Med School Beats First Amendment Suit Over Student’s Online Rant

Nov. 14, 2019, 8:59 PM UTC

The University of New Mexico doesn’t have to face a First Amendment lawsuit by a medical student who had to undergo professionalism training after posting a profanity-laced anti-abortion screed on Facebook, the Tenth Circuit ruled Nov. 14.

Paul Hunt’s Facebook post, written shortly after the 2012 election, referred to Barack Obama’s supporters as “sick, disgusting people” who support “genocide against the unborn” based on their “depraved belief in legal child murder.” It described Democrats as “Moloch worshiping”—an allusion to the Mesopotamian god of child sacrifice—and said they were worse than Nazis who participated in the Holocaust out of “honest patriotism.”

In response to complaints, UNM required Hunt to undergo a “professionalism enhancement prescription.” The probationary program involved multiple writing assignments, including an essay about doctors and politics, an apology letter he could show anyone or no one, and a rewritten version of the Facebook post that was “passionate yet professional.”

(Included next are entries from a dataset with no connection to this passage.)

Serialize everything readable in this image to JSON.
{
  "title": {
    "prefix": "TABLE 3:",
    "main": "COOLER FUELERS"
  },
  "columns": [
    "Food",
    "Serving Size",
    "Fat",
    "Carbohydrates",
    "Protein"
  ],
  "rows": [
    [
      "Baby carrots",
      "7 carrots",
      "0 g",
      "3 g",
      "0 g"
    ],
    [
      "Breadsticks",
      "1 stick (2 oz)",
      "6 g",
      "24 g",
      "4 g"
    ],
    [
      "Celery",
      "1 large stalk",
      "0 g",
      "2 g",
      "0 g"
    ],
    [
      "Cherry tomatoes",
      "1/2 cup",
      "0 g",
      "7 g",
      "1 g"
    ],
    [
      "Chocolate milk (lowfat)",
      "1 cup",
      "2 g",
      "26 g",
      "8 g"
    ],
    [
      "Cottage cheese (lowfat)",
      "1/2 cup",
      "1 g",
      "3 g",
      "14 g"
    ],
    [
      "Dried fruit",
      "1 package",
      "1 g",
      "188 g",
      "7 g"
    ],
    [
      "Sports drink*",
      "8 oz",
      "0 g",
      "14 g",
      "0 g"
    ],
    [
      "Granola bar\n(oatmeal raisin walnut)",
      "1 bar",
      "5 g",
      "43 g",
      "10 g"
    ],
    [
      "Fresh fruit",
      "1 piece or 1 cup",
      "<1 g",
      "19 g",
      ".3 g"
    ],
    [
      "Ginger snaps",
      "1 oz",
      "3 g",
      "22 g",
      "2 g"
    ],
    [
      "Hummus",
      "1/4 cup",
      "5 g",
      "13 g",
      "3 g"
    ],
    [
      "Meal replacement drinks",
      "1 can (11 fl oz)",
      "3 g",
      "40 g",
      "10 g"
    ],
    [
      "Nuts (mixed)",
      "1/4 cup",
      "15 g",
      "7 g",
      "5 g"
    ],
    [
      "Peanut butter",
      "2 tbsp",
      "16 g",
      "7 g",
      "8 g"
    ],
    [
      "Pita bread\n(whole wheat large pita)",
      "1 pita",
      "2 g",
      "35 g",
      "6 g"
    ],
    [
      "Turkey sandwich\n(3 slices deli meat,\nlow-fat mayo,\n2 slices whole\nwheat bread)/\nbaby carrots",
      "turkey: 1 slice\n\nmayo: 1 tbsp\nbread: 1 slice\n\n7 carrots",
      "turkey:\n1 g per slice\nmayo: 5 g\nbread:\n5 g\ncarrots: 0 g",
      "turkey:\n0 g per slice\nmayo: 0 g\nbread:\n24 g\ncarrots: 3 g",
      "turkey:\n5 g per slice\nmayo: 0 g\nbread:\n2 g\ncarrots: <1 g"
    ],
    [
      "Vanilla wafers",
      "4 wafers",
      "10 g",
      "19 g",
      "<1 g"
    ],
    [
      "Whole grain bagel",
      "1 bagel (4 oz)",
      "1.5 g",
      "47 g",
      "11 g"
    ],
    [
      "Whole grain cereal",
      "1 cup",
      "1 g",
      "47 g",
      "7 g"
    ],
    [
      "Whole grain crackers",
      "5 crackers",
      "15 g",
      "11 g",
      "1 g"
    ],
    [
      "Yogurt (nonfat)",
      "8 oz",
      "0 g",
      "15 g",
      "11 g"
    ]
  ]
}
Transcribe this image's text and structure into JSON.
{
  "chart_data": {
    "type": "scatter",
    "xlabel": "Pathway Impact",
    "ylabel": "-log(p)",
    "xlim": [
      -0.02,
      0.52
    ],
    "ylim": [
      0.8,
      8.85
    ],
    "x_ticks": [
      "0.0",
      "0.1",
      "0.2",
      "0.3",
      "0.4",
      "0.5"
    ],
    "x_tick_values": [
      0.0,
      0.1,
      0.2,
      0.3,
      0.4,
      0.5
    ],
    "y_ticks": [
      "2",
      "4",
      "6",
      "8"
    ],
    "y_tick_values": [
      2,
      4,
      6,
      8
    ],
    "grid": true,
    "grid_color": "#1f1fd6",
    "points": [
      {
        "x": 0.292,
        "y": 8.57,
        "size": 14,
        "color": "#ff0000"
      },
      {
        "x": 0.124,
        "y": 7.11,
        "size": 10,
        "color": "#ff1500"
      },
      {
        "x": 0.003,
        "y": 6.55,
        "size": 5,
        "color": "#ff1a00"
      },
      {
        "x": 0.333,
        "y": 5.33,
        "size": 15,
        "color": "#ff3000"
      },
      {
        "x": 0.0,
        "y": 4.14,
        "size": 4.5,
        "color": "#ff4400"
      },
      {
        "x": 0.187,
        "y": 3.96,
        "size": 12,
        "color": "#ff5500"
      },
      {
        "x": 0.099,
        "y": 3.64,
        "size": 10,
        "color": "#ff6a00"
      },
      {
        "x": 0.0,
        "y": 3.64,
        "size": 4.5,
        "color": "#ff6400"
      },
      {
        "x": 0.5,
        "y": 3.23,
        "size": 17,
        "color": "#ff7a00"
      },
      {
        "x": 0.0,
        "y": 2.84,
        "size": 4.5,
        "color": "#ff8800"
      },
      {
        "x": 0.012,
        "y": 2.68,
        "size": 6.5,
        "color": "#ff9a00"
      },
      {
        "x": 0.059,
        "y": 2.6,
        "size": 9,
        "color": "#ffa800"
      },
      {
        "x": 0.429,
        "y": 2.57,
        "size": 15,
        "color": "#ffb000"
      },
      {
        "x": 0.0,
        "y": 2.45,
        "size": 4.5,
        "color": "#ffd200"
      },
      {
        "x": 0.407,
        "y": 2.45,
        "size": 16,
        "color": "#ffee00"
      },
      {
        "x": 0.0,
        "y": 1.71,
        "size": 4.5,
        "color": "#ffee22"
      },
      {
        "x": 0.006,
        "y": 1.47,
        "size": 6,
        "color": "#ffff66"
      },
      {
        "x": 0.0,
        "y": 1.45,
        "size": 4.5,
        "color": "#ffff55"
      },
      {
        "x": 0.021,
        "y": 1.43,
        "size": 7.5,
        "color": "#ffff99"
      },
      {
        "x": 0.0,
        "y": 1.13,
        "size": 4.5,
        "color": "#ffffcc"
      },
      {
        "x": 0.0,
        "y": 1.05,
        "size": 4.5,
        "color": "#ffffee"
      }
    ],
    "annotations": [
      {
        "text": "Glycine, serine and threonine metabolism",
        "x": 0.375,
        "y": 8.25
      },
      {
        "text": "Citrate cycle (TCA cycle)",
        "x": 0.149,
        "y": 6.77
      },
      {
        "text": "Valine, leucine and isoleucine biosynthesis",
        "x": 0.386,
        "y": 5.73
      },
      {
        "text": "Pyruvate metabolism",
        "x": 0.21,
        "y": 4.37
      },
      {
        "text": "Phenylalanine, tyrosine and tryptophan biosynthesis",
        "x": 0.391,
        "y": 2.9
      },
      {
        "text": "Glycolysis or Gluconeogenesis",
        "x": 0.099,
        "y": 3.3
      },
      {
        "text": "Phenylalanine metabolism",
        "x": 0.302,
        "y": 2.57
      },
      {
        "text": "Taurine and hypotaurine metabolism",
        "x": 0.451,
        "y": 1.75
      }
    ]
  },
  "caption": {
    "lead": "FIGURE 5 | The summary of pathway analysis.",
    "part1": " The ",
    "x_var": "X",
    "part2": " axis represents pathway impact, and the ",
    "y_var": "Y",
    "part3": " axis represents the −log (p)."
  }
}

Rather than appealing, Hunt acknowledged his “deficiencies” and ultimately passed each assignment. He also had a notation added to his file, but he had the right to petition for its removal.

Instead, Hunt sued the school’s board of regents. A federal judge granted summary judgment for the board, noting that state officials are immune from federal civil rights suits unless they infringe a well-established constitutional right. Whether or not the First Amendment covered Hunt’s post was far from “well-established” in 2012, the judge said.

Hunt, backed by a coalition of free speech groups, sought review from the U.S. Court of Appeals for the Tenth Circuit. The amici included the Electronic Frontier Foundation, the National Coalition Against Censorship, the Cato Institute, and others.

They argued that the trial judge should have determined whether Hunt’s rights were violated, not just whether they were well-settled. The judge also got the latter question wrong, they said.

The court rejected those arguments, saying online student speech is “an emerging area of constitutional law” that the U.S. Supreme Court hasn’t considered. The justices have ruled both ways in arguably similar situations, and they’ve never taken an online student speech case, according to the opinion.

“Hunt and the amici have provided a patchwork of cases connected by broad legal principles, but the law in late 2012 and 2013 would not have given the defendants notice that their response to the Facebook post was unconstitutional,” the Tenth Circuit wrote.

Given the uncertainty, the school acted reasonably in “requiring a graduate student to meet standards of professionalism that would be expected of him” in the workplace, the court found.

Judges Jerome Holmes, Scott Mattheson Jr., and Terrence L. O’Brien signed the unpublished ruling.

Hunt was represented by the Baker Law Firm. The board was represented by Montgomery & Andrews.

The case is Hunt v. Bd. of Regents of Univ. of N.M., 10th Cir., No. 18-2149, unpublished 11/14/19.